Secondly, suspending licences won’t have been a financial issue. The revenue from issuing licences is tiny (in the case of the National Trust far less than the salary costs of ‘enforcing’ the licence conditions), so no-one is losing out by suspending hunts. Forestry England had issued over forty licences for this ‘season’, but as hunting was banned under lockdown anyway most of these would have been cancelled and charges presumably returned. The National Trust had issued just one pack with a licence to hunt on seven days (their page has now been updated and the ‘list’ removed). The Lake District National Park have updated their FAQs on ‘How many licences do you currently issue’ to only say that “This year (2020/21) we have suspended all licences“. United Utilities have done the same. An FOI request to Natural Resources Wales in 2018 drew the response that ‘a total of sixteen licences were issued’. Whatever the total it wasn’t huge.

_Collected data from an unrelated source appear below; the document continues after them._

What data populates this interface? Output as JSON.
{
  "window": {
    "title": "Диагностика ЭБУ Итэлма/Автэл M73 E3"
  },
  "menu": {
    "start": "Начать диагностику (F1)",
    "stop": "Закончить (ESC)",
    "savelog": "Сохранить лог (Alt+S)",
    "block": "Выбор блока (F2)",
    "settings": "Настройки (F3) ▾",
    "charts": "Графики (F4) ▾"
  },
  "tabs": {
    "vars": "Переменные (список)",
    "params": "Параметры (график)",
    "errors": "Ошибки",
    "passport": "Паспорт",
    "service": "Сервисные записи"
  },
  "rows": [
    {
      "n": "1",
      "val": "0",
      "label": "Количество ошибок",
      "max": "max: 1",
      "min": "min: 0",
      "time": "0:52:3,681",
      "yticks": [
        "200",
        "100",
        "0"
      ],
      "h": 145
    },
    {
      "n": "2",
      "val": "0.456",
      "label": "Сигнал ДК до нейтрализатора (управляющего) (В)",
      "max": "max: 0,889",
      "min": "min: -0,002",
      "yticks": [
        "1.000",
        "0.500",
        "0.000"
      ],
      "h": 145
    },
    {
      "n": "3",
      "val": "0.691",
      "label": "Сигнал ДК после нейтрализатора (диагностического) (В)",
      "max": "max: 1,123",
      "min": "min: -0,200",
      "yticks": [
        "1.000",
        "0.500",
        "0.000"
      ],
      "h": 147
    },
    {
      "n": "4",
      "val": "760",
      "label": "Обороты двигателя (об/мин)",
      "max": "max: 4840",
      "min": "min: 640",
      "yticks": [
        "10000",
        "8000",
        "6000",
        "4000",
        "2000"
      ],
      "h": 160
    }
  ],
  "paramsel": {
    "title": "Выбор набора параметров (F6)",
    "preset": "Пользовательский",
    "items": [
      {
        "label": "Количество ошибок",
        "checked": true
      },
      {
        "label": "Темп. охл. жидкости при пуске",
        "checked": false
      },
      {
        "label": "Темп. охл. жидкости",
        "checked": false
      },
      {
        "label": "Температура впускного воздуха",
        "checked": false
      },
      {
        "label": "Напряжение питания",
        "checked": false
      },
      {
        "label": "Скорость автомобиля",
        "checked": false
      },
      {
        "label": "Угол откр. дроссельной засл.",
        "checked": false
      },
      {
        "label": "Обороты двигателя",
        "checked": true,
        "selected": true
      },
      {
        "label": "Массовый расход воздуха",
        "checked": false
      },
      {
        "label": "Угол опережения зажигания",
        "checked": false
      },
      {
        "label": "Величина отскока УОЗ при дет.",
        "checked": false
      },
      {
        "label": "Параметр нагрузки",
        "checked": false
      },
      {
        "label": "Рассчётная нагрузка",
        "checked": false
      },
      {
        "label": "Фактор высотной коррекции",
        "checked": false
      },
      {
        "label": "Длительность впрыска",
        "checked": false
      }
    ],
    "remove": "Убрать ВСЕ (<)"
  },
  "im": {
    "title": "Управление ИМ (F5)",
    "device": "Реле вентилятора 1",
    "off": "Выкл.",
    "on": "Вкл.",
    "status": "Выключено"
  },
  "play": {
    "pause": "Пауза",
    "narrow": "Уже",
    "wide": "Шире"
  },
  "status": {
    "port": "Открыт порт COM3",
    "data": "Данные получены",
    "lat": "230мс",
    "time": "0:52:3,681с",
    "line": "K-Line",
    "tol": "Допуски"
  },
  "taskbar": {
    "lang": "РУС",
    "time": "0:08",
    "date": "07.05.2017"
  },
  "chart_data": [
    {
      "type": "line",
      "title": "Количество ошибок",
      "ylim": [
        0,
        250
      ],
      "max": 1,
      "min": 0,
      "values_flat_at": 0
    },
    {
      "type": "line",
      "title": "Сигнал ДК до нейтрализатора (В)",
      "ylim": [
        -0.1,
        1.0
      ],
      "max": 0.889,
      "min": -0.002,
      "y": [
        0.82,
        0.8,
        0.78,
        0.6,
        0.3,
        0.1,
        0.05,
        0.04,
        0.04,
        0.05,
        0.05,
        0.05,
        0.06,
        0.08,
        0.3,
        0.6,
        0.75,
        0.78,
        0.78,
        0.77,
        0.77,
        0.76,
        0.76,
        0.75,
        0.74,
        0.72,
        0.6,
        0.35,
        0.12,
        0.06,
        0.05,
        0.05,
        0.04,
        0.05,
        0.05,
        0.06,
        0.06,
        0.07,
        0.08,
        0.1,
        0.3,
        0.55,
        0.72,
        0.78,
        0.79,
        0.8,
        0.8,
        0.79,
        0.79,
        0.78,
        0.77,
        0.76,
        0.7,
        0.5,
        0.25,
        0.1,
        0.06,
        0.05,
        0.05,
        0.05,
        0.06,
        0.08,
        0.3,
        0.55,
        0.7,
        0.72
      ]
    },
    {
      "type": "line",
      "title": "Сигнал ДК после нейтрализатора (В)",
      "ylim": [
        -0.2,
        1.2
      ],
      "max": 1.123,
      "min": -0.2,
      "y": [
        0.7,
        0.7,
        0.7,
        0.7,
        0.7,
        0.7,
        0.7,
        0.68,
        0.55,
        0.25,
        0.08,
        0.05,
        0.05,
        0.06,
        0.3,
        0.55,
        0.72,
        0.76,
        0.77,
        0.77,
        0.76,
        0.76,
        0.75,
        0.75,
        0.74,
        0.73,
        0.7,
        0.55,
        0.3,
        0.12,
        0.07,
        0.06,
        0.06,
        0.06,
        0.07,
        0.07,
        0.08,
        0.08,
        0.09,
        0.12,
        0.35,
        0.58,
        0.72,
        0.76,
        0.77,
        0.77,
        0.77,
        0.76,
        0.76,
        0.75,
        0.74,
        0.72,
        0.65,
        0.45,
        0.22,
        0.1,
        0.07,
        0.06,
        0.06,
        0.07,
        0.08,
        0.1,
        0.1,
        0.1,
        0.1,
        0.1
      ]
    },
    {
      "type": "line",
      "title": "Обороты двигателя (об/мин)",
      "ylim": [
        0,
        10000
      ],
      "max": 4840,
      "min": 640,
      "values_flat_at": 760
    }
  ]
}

If they’ve never reacted to claims like these before, the hunts haven’t changed, and the money is irrelevant, what does that leave? However you look at it, FE, NT, UU, et al didn’t need to suspend the licences now. Which (hopefully) means very bad news for the hunts indeed…

The obvious conclusion is that quite simply these charities and organisations have come under intense pressure from members and campaigners to dump the useless, trouble-making, law-breaking hunts and – frankly – they’ve been relieved to be presented with a way of getting rid of them.

That’s because in effect two things have needed to be squared here, and neither will offer any consolation for the now ‘up the creek without a paddle’ fox hunts.

On the one hand, the webinars and the talk of ‘smokescreens’ and ways to exploit Hunting Act exemptions have been covered by major mainstream news media as well as on activist websites like this. The story is unavoidable. The public already overwhelmingly backed the Hunting Act, nature found millions of new supporters during the first lockdown, and ‘trail hunting’ is now widely understood to be a sham. Hunts are also increasingly accused of animal welfare abuse, mistreating their hounds, riding roughshod over the wishes of small landowners, and of regularly causing traffic accidents. People on the whole just don’t like fox hunting, and the webinars have only reinforced that.

On the other all five organisations have annually granted licences to ‘trail hunt’, but increasingly want to appear modern and environmentally-friendly. United Utilities is already backing away from grouse shooting on their land. National Parks are coming under pressure as people increasingly ask what they’re for if they don’t even protect wildlife. The National Trust needs members to keep going. Supporting fox hunting is not a good look for any of them. Wildlife and the environment is a genuinely hot issue right now, and appearing to be on the right side of the argument by suspending ‘trail hunting’ licences – especially if it doesn’t impact the bottom line – is a win-win for all concerned. Except of course the bloody hunts, who are already scrambling to put out the fires started the release of the webinars anyway.


Of course, all five organisations have been careful to say that these suspensions are temporary. Licencing could just as easily be reinstated, and – after a blip – ‘trail hunting’ could resume as normal. Perhaps one way we can make that less likely is to thank the organisations involved. Yes, of course they deserve criticism for not doing something like this earlier, but if they have been influenced by public pressure in banning ‘trail hunting’ then perhaps we can all continue to press that influence with a bit of support for their current actions?

It’s not up to us to suggest how other activists campaign of course – and we’ve gone in hard on the Trust this year ourselves – but for pragmatic reasons alone now might not be the time to criticise on social media but to offer a ‘well done’ and a ‘thanks’ instead.

It might stick in the craw, but if it means that hunters never again chase wild animals on those nearly two million acres of land it will be worth it.